Archelaus had inherited the bulk of his father’s kingdom, but complaints about him continued to flow to Rome, and 10 years later, Augustus reversed himself. He deposed Archelaus and banished him to Gaul. Judea would become a province governed directly by Rome.
Previously, taxes had been funneled through Jewish intermediaries – Herod the Great and his sons. Now, taxes would be collected by the governor as the representative of the emperor. This new arrangement also required payment in Roman coin, the denarius, which meant it would enter circulation in Judea. Respecting the Second Commandment’s prohibition against idols, Jewish coinage under the Hasmoneans had featured only inanimate symbols, such as anchors and stars. In contrast, the denarius of the Roman Empire usually depicted pagan gods, and as an early form of propaganda, the denarius always bore the emperor’s image and an assertion of his divinity. Augustus issued many versions of the silver coin, but a typical example would bear his image and DIVIF, which stood for Divi Filius, “Son of the God,” a claim based upon the Senate’s deification of Julius Caesar after his death.
Once again, Galilee stood at the epicenter of trouble. Where previous messianic claimants had failed, however, Judas the Galilean (Acts 5:37) and a Pharisee named Zadok succeeded: They garnered enough popular support to launch not just an uprising, but a movement.
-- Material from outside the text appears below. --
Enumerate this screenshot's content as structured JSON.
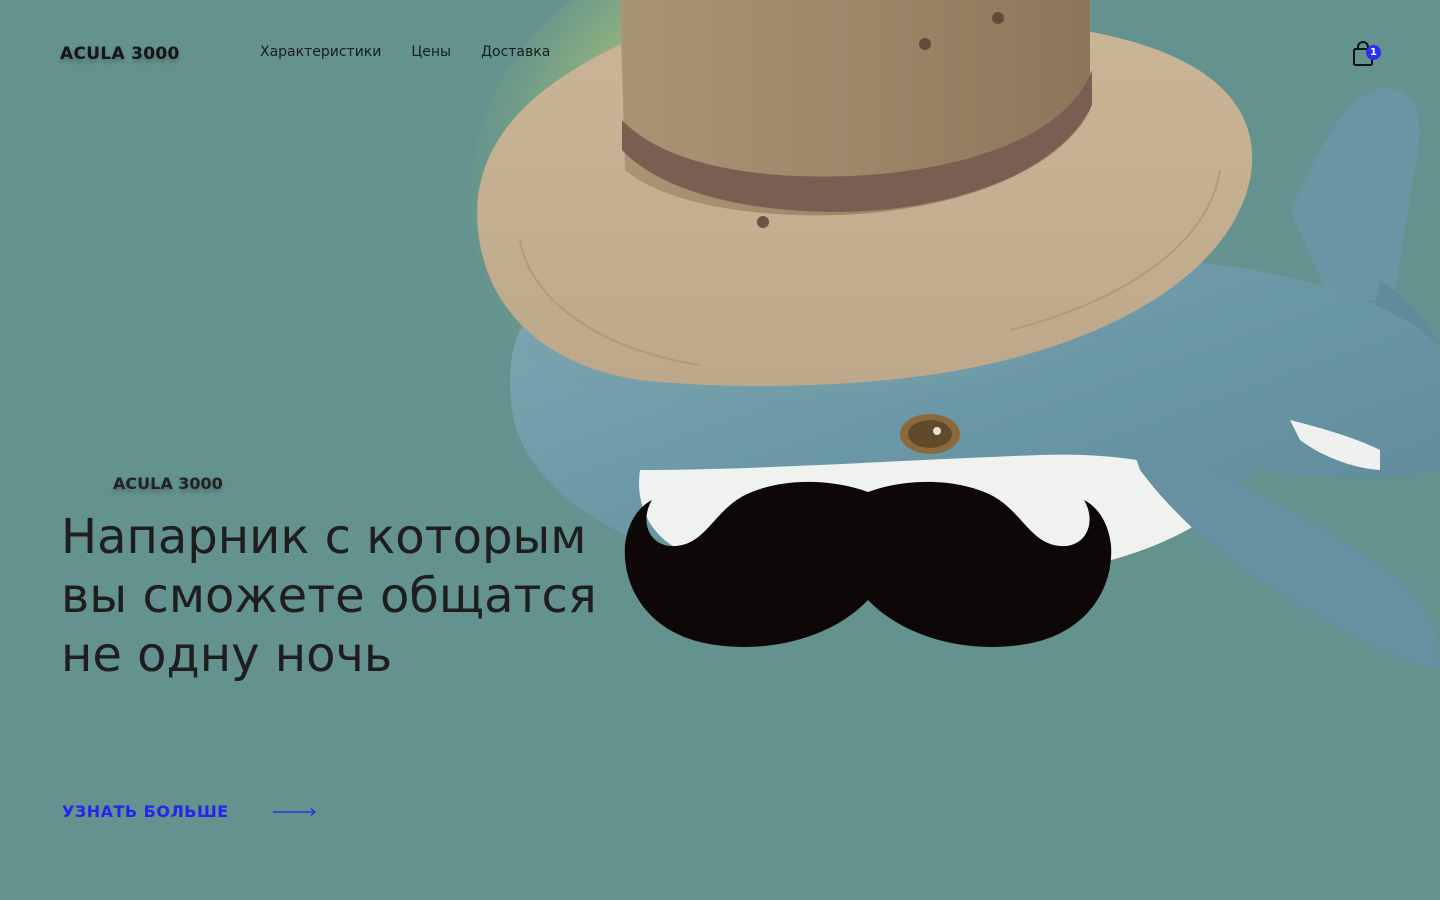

In the next few decades, their followers, the Zealots, grew numerous enough to be termed by the historian Josephus “the fourth philosophy” of Judaism (after the Pharisees, Sadducees, and Essenes).
(The scholars Emil Schurer, Sean Freyne, and Martin Hengel have concluded that Judas the Galilean and Judah ben Hezekiah, who fled the uprising in Sepphoris and dropped from view 10 years earlier, were the same man.)
Judas and Zadok argued that God was the only rightful king of Israel, and paying taxes to the emperor was a form of slavery. They preached that the kingdom of God would be established only after all traces of paganism and Roman tyranny were rooted out of Israel, and that God would certainly help if they actively fought for their liberty. We do not know how Judas died, but his family pushed his agenda to the end. Two of his sons were crucified for fomenting rebellion in 47, and his grandson, Menahem, led a force of Zealots to capture the fortress of Antonia and Herod’s old palace at the outbreak of hostilities with Rome in 66. Menahem donned a purple royal robe and proclaimed himself “the Messiah,” after which he promptly was assassinated in the temple by a rival faction of rebels. He was the fifth of seven messianic pretenders listed by Josephus.
Sorry for the wall of text. The upshot is that Israel was in the grip of “messianic fever” in the first century, but every pretender was a tax protestor who sought political deliverance from Rome. That’s exactly why the spies sent by the Sanhedrin question Jesus about paying taxes to Rome in Luke 20:20ff. They can’t comprehend that a potential Messiah wasn’t also a tax protestor.